God, how strong everything I have read here. I even saw myself in your mirror. I am 43 years old, and although I have worked with technology, it has been in my native country, Cuba. And for me that does not count anymore, I would like to be able to achieve it online remotely as an encoder. And right now I feel overwhelmed by the amount of technologies that I have had to face and of which I still do not feel confident. For that reason sometimes I think I will not make it. I have serious problems with language, since I cannot speak or listen to English. Only text written and read many times with the help of translators, for that reason I almost never write in the forum.

I firmly believe that it is not a problem of age. I think that if you keep your mind sharp, little by little you will acquire the skills. I have known people for almost 90 years who have exercised their mind their whole lives, staying active. And that’s the fundamental skill of developers, their ability to keep their minds working.

Do not stop coding, you can, little by little you will achieve it.


im actually thinking about going back for a masters in computer engineering because i didnt choose wisely when i did my undergrad in EE. im 48 years old and do i think im to old . maybe if i listen to people. but im one stubborn motherfucker and rather focus on my dream and what i want instead of what other people say. never close out your dreams and desires because some other half-witt’s opinion. there is nothing you cant accomplish even with age. it jus ttakes more time but not impossible if your persistant enough .

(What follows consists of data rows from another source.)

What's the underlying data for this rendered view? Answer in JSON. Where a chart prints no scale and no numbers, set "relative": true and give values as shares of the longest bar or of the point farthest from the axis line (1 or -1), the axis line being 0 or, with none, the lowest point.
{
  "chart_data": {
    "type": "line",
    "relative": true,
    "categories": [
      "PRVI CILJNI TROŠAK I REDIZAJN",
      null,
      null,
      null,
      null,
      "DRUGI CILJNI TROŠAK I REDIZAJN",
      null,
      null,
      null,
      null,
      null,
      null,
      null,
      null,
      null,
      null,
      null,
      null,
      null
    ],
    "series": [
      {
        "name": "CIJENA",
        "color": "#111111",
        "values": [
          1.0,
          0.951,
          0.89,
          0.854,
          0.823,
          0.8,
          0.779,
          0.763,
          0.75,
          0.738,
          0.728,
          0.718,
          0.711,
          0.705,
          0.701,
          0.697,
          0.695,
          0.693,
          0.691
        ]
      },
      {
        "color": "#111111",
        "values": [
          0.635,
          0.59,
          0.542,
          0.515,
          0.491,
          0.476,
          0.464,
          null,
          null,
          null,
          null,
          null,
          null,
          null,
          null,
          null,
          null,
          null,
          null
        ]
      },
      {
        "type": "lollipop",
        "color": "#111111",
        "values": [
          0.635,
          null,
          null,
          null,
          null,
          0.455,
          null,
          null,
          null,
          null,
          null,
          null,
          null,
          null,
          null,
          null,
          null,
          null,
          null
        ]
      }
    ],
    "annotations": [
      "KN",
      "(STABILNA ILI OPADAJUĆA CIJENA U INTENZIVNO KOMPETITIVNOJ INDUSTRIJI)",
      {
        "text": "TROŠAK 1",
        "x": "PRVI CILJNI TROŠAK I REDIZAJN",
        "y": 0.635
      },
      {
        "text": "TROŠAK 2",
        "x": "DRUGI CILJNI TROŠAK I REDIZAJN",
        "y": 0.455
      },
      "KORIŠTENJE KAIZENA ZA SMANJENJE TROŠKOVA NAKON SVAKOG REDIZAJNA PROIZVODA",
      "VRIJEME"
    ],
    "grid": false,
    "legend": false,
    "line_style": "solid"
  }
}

You can get a job! Never give up! Many big companies are hiring older people.
Example Google: Build for Everyone - Google Careers

Don’t give up, and keep learning! :grinning:
I hope this helps you! :computer:

Follow your dreams!


I agree!!! I am 60 and learning to code. I am very hopeful in finding work… heck I have in me another ten good years for professional challenges.
So YES, please let the 50+ have their own board or forum so we can network and be constructive/positive/helpful to each other.


if you got room for a 48 yo EE graduate willing to learn to code. im so down!!!


@Driven4Success learn JS and make sure you pay attention to the ES5 parts. Then learn how to use Mirth. Find a good book on HL7 and read it. I see roles all the time for HL7/Mirth for anywhere from $75K-120K. I doubt most would care how old you are there as 95% of all work is remote. There is a serious shortage of HL7/Mirth engineers.

Also, yes a career change is hard. I did mine at 42. I know that’s not the same as 55 but I took a pay cut to do it effectively going from $60K a year to $49K. In less than a year I was up to $95K. I have FCC to thank for it. Don’t give up on your dream as there is always freelance.


thanks everyone! I appreciate and loved all your posts! and Michael, thanks for the info on good skills to learn… Michael, can I ask you, regarding the FCC curriculum, what section do you think are worth learning? I’m currently still working on the HTML/CSS (responsive web design) section?

If doctors can still perform surgeries in their nineties, then coding should be no problem!


Trendy niche… I like that!

@Driven4Success JavaScript Algorithms and Data Structures, most of the ES6 items would not apply to Mirth. Mirth uses Rhinojs which is slowly inching it’s way towards ES6 compliance. The best way to put it is Mirth is ES5+ with most of the best parts of ES6 missing. Down the road I would get the ES6 parts and Back End Development and APIs. Being able to write microservices in Nodejs or some other tool is what separates the $75K to $120K from the $120+. At some point you will need to learn some SQL. Khan Academy has some good courses on SQL when you need that.